Uku may be rock hard on the outside but there is a loveable heart of gold inside that just wants the right companion to share it with (image via LA Times (c) Disney/Pixar)
Uku may be rock hard on the outside but there is a loveable heart of gold inside that just wants the right companion to share it with (image via LA Times (c) Disney/Pixar)

 

Lava, which will premiere for a select few at the Hiroshima International Animation Festival in August, and will precede Pixar’s next original feature movie Inside Out which opens in USA on June 19, 2015, was inspired by director James Ford Murphy’s honeymoon in Hawai’i 20 years ago.

And like many of Pixar’s innovative short films, which are required to push the envelope of what is technologically possible so the techniques can be used in future feature releases, it wears its heart very much on its sleeve as Huffington Post points out:

“Pixar loves a good romance story, and the animation studio certainly tells them well, especially in quick doses.
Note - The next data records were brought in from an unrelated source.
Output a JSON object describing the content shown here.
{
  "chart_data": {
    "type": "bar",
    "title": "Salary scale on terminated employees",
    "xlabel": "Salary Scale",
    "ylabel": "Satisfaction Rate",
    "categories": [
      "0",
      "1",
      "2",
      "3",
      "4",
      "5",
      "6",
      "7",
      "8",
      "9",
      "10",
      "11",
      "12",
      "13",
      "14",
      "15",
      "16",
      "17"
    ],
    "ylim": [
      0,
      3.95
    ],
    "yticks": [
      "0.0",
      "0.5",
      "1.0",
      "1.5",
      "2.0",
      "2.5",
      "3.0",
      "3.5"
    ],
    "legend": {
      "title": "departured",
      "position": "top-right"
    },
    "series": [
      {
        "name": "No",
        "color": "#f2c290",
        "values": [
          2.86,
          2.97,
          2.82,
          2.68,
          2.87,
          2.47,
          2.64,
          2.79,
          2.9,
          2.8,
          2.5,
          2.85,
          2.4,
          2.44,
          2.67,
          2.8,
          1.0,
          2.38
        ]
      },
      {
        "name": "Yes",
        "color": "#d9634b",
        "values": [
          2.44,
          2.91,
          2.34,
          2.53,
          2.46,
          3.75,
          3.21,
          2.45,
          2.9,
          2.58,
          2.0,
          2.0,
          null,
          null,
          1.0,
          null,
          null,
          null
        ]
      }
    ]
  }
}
Its theatrical shorts — from Tin Toy (the first computer-animated short film to win an Oscar) to last year’s The Blue Umbrella — capture something about humanity often missed in the breadth of longer films.”

Featuring a love song “Lava,” which Murphy wrote and performed to Pixar executives as part of his pitch for the film – Hawaiian recording artists Kuana Torres Kahele and Napua Greig do the honours on the film’s official version of the song – Lava looks like it will another stellar addition to Pixar’s heartwarming, insightful and just plain gorgeous line of impressive short films.